Açıkçası, ben gece gördüğümüz rüyaların, uyandığımız andan itibaren gün boyu ruh halimizi etkilediğine inanmaktayım. Aksi takdirde, gece mutlu yatıp da, sabah tam aksine mutsuz, huzursuz, düşük enerji ile uyanmamızı nasıl izah edebiliriz?

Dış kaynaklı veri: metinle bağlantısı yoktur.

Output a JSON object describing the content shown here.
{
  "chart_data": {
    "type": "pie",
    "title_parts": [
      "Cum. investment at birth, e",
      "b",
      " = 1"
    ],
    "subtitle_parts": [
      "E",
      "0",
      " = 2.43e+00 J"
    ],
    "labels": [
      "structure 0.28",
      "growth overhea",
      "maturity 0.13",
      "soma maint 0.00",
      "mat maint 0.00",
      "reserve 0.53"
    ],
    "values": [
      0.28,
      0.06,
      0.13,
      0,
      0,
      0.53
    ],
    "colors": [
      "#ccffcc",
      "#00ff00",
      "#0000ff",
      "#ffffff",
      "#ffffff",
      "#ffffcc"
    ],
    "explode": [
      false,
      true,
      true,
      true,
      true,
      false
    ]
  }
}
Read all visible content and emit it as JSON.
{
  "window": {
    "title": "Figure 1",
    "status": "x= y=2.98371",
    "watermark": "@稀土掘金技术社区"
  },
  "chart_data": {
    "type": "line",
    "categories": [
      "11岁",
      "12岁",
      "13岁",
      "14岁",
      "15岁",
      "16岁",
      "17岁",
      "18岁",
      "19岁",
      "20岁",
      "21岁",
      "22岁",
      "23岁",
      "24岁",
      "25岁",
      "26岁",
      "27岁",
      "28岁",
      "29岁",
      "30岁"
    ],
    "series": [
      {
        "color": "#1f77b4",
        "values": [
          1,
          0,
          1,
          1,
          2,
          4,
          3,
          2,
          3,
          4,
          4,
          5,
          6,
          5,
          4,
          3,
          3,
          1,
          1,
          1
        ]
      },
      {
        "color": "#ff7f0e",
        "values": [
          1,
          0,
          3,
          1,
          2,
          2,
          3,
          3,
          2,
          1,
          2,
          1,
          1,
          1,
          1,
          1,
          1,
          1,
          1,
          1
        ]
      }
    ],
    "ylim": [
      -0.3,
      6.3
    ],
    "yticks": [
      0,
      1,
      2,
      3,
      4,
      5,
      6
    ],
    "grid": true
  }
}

Aradığımız cevap galiba burada. 
Sanırım herkes duymuştur; sabah henüz kendine gelmemiş, yarı uykulu gibi dolaşanlara, "Ruh bedene henüz kavuşmamış" derler. 
İşte bu söylemde olduğu gibi, bazılarımız uyandıktan sonra uyku aleminden hemen fiziki boyuta geçebilir, bazılarımız ise halen uyku aleminin etkisinden kurtulamadan bir geçiş süreci yaşarız. 
Ruh bedendedir ama halen bir kısmı rüya alemine takılmış kalmıştır. O geçiş sürecinin uzun olması, uyku aleminde yaşadığımız ruhsal halin fiziki alemde devamıdır.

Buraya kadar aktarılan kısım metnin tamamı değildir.